The PPP framework includes several provisions in order to foster the financing of this kind of project. Therefore, it allows for the assignment of receivables and contractual rights, as well as step-in rights, and also of contracting insurance or any other guarantee from local or foreign entities. Moreover, it allows for the creation of trusts as a security measure or for payment of consideration by the contracting entity, or both, which must provide for the existence of a minimum liquidity during the performance of the contract. The trust’s assets, which shall be under the charge of a trustee (a financial entity), shall consist of the resources provided by law, including taxes, and will allow for the issuance of securities and, therefore, the securitisation of cash flows arising from the regular fee payments.

Legal opinion

May the government ask its counsel to provide a legal opinion on the enforceability of the PPP agreement? May it provide representations as to the enforceability of the PPP agreement?

The government may request the issuance of a legal opinion regarding the enforceability of the PPP agreement from the federal attorney general. The federal government may also make representations in this regard.

The issuance of a prior legal opinion by the federal attorney general is mandated by law as regards public debt agreements. However, the PPP framework does not provide as mandatory the issuance of a legal opinion on the enforceability of the PPP agreement.

In any case, legal opinions rendered by the federal attorney general are not binding upon the contracting authority. Therefore, they are not enforceable per se, but they might provide the private party with some certainty as regards the enforceability of the PPP agreement.

Restrictions on foreign entities

Are there restrictions on participation in PPP projects by foreign entities? May foreign entities exercise control over the project company?

Argentina has a legal framework (Laws Nos. 27,437 and 18,875), called the ‘Buy Argentine’ regime, under which most federal public entities must give certain advantages to Argentine goods or companies in their procurement procedures.

However, even when the Buy Argentine regime is applicable it does not prevent foreign entities from exercising control over the project company. If 80 per cent of the management of the project company is Argentine, such a legal entity will be deemed local.
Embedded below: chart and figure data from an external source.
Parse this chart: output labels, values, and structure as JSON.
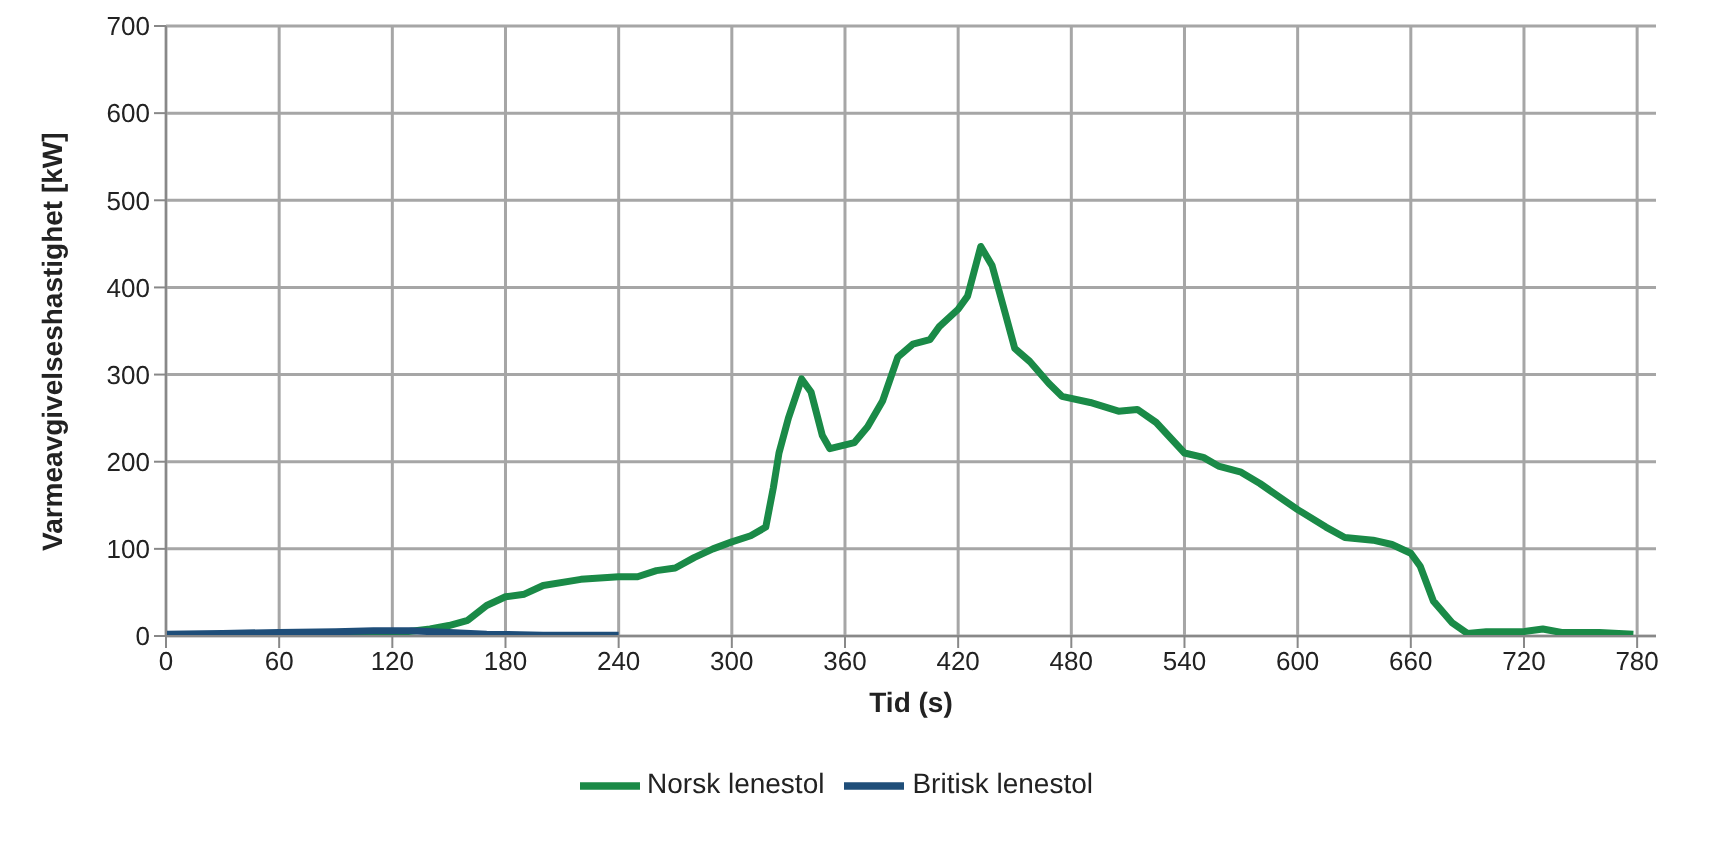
{
  "chart_data": {
    "type": "line",
    "xlabel": "Tid (s)",
    "ylabel": "Varmeavgivelseshastighet [kW]",
    "xlim": [
      0,
      790
    ],
    "xticks": [
      0,
      60,
      120,
      180,
      240,
      300,
      360,
      420,
      480,
      540,
      600,
      660,
      720,
      780
    ],
    "ylim": [
      0,
      700
    ],
    "yticks": [
      0,
      100,
      200,
      300,
      400,
      500,
      600,
      700
    ],
    "grid": true,
    "legend": "bottom",
    "marker": "none",
    "line_style": "solid",
    "series": [
      {
        "name": "Norsk lenestol",
        "color": "#1a8a47",
        "x": [
          0,
          100,
          120,
          140,
          150,
          160,
          170,
          180,
          190,
          200,
          220,
          240,
          250,
          260,
          270,
          280,
          290,
          300,
          310,
          318,
          322,
          325,
          330,
          337,
          342,
          348,
          352,
          365,
          372,
          380,
          388,
          396,
          405,
          410,
          420,
          425,
          432,
          438,
          445,
          450,
          458,
          468,
          475,
          490,
          505,
          515,
          525,
          540,
          550,
          558,
          570,
          580,
          590,
          600,
          615,
          625,
          640,
          650,
          660,
          665,
          672,
          682,
          690,
          700,
          720,
          730,
          740,
          760,
          778
        ],
        "values": [
          0,
          2,
          3,
          8,
          12,
          18,
          35,
          45,
          48,
          58,
          65,
          68,
          68,
          75,
          78,
          90,
          100,
          108,
          115,
          125,
          170,
          210,
          250,
          295,
          280,
          230,
          215,
          222,
          240,
          270,
          320,
          335,
          340,
          355,
          375,
          390,
          447,
          425,
          370,
          330,
          315,
          290,
          275,
          268,
          258,
          260,
          245,
          210,
          205,
          195,
          188,
          175,
          160,
          145,
          125,
          113,
          110,
          105,
          95,
          80,
          40,
          15,
          3,
          5,
          5,
          8,
          4,
          4,
          2
        ]
      },
      {
        "name": "Britisk lenestol",
        "color": "#1f4e79",
        "x": [
          0,
          30,
          60,
          90,
          110,
          130,
          150,
          170,
          200,
          240
        ],
        "values": [
          2,
          3,
          4,
          5,
          6,
          6,
          4,
          2,
          1,
          1
        ]
      }
    ]
  }
}
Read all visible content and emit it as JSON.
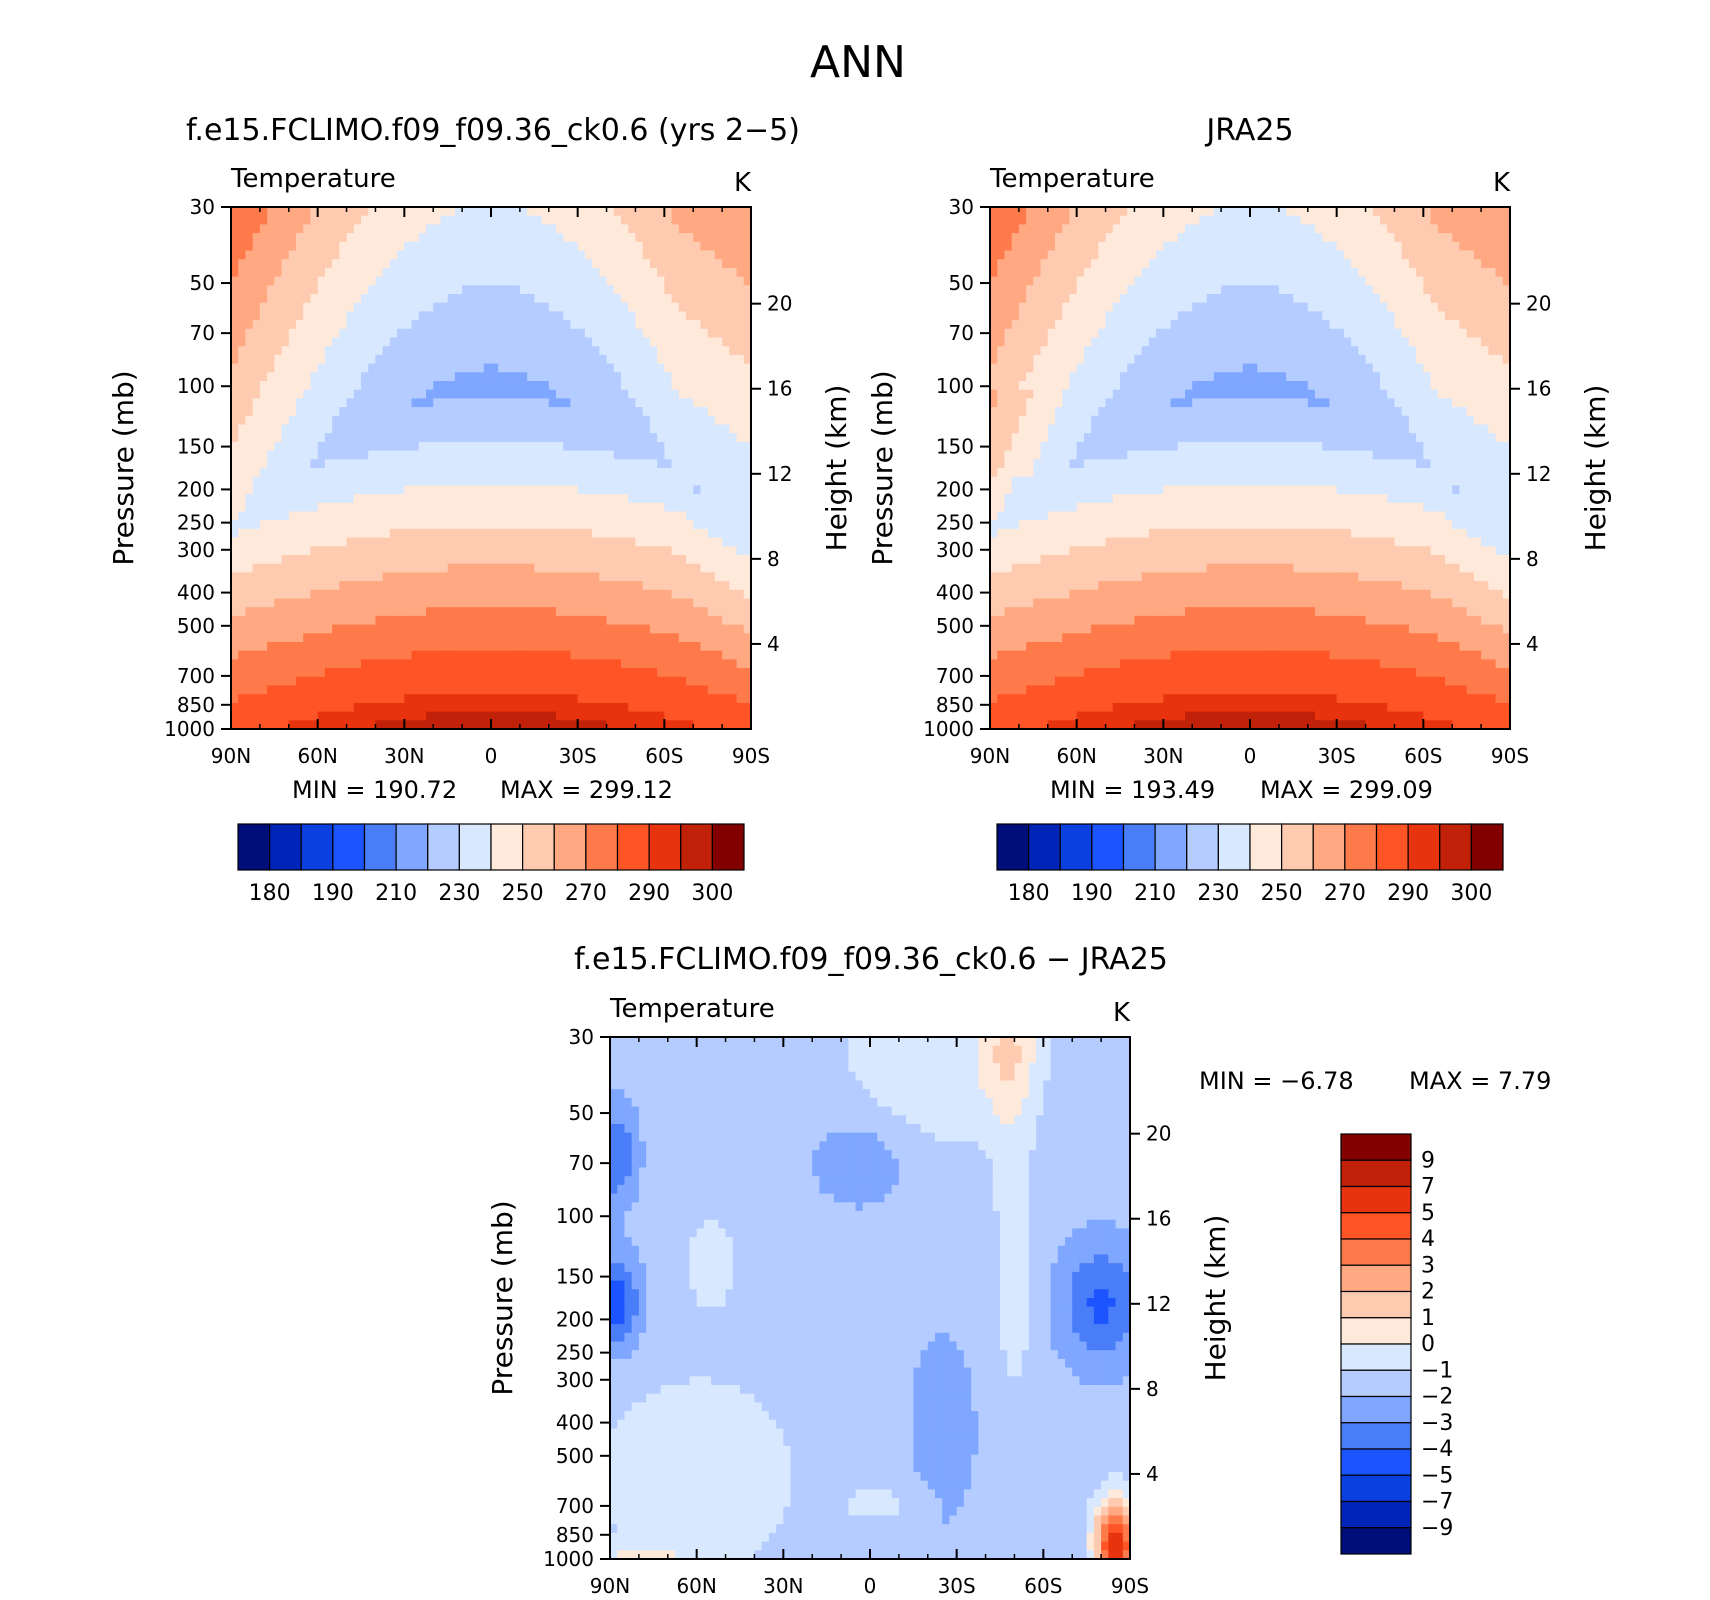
{
  "page_title": "ANN",
  "colors": {
    "abs": [
      "#000e7a",
      "#0023b8",
      "#0a3fe0",
      "#1c55ff",
      "#4a7ef8",
      "#7fa7ff",
      "#b4ccff",
      "#d8e8ff",
      "#ffe9da",
      "#ffcbb0",
      "#ffa882",
      "#ff7a4b",
      "#ff5426",
      "#e8340e",
      "#c02108",
      "#820000"
    ],
    "diff": [
      "#000e7a",
      "#0023b8",
      "#0a3fe0",
      "#1c55ff",
      "#4a7ef8",
      "#7fa7ff",
      "#b4ccff",
      "#d8e8ff",
      "#ffe9da",
      "#ffcbb0",
      "#ffa882",
      "#ff7a4b",
      "#ff5426",
      "#e8340e",
      "#c02108",
      "#820000"
    ]
  },
  "chart_data": [
    {
      "type": "heatmap",
      "panel": "model",
      "title": "f.e15.FCLIMO.f09_f09.36_ck0.6 (yrs 2−5)",
      "left_label": "Temperature",
      "units": "K",
      "xlabel": "",
      "ylabel": "Pressure (mb)",
      "ylabel_right": "Height (km)",
      "x_ticks": [
        "90N",
        "60N",
        "30N",
        "0",
        "30S",
        "60S",
        "90S"
      ],
      "x_values": [
        90,
        60,
        30,
        0,
        -30,
        -60,
        -90
      ],
      "y_ticks": [
        30,
        50,
        70,
        100,
        150,
        200,
        250,
        300,
        400,
        500,
        700,
        850,
        1000
      ],
      "ylim": [
        30,
        1000
      ],
      "y_scale": "log",
      "height_ticks": [
        4,
        8,
        12,
        16,
        20
      ],
      "min_label": "MIN = 190.72",
      "max_label": "MAX = 299.12",
      "min": 190.72,
      "max": 299.12,
      "colorbar_labels": [
        "180",
        "190",
        "210",
        "230",
        "250",
        "270",
        "290",
        "300"
      ]
    },
    {
      "type": "heatmap",
      "panel": "obs",
      "title": "JRA25",
      "left_label": "Temperature",
      "units": "K",
      "xlabel": "",
      "ylabel": "Pressure (mb)",
      "ylabel_right": "Height (km)",
      "x_ticks": [
        "90N",
        "60N",
        "30N",
        "0",
        "30S",
        "60S",
        "90S"
      ],
      "x_values": [
        90,
        60,
        30,
        0,
        -30,
        -60,
        -90
      ],
      "y_ticks": [
        30,
        50,
        70,
        100,
        150,
        200,
        250,
        300,
        400,
        500,
        700,
        850,
        1000
      ],
      "ylim": [
        30,
        1000
      ],
      "y_scale": "log",
      "height_ticks": [
        4,
        8,
        12,
        16,
        20
      ],
      "min_label": "MIN = 193.49",
      "max_label": "MAX = 299.09",
      "min": 193.49,
      "max": 299.09,
      "colorbar_labels": [
        "180",
        "190",
        "210",
        "230",
        "250",
        "270",
        "290",
        "300"
      ]
    },
    {
      "type": "heatmap",
      "panel": "difference",
      "title": "f.e15.FCLIMO.f09_f09.36_ck0.6 − JRA25",
      "left_label": "Temperature",
      "units": "K",
      "xlabel": "",
      "ylabel": "Pressure (mb)",
      "ylabel_right": "Height (km)",
      "x_ticks": [
        "90N",
        "60N",
        "30N",
        "0",
        "30S",
        "60S",
        "90S"
      ],
      "x_values": [
        90,
        60,
        30,
        0,
        -30,
        -60,
        -90
      ],
      "y_ticks": [
        30,
        50,
        70,
        100,
        150,
        200,
        250,
        300,
        400,
        500,
        700,
        850,
        1000
      ],
      "ylim": [
        30,
        1000
      ],
      "y_scale": "log",
      "height_ticks": [
        4,
        8,
        12,
        16,
        20
      ],
      "min_label": "MIN = −6.78",
      "max_label": "MAX = 7.79",
      "min": -6.78,
      "max": 7.79,
      "colorbar_labels": [
        "9",
        "7",
        "5",
        "4",
        "3",
        "2",
        "1",
        "0",
        "−1",
        "−2",
        "−3",
        "−4",
        "−5",
        "−7",
        "−9"
      ]
    }
  ]
}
The PPP framework provides that national and international tenders may be launched. In this regard, national tenders are those aimed at bidders domiciled in the country, those that have their main place of business in the country or those that have a duly registered branch in the country.

Pursuant to section 12 of Law No. 27,328, bids that include the provision of goods and services shall fulfil the provisions of the Buy Argentine regime (ie, that such goods and services shall be made up of at least 33 per cent of local components), and therefore the preferences set forth in such a regime in favour of Argentinian goods and services will be applicable.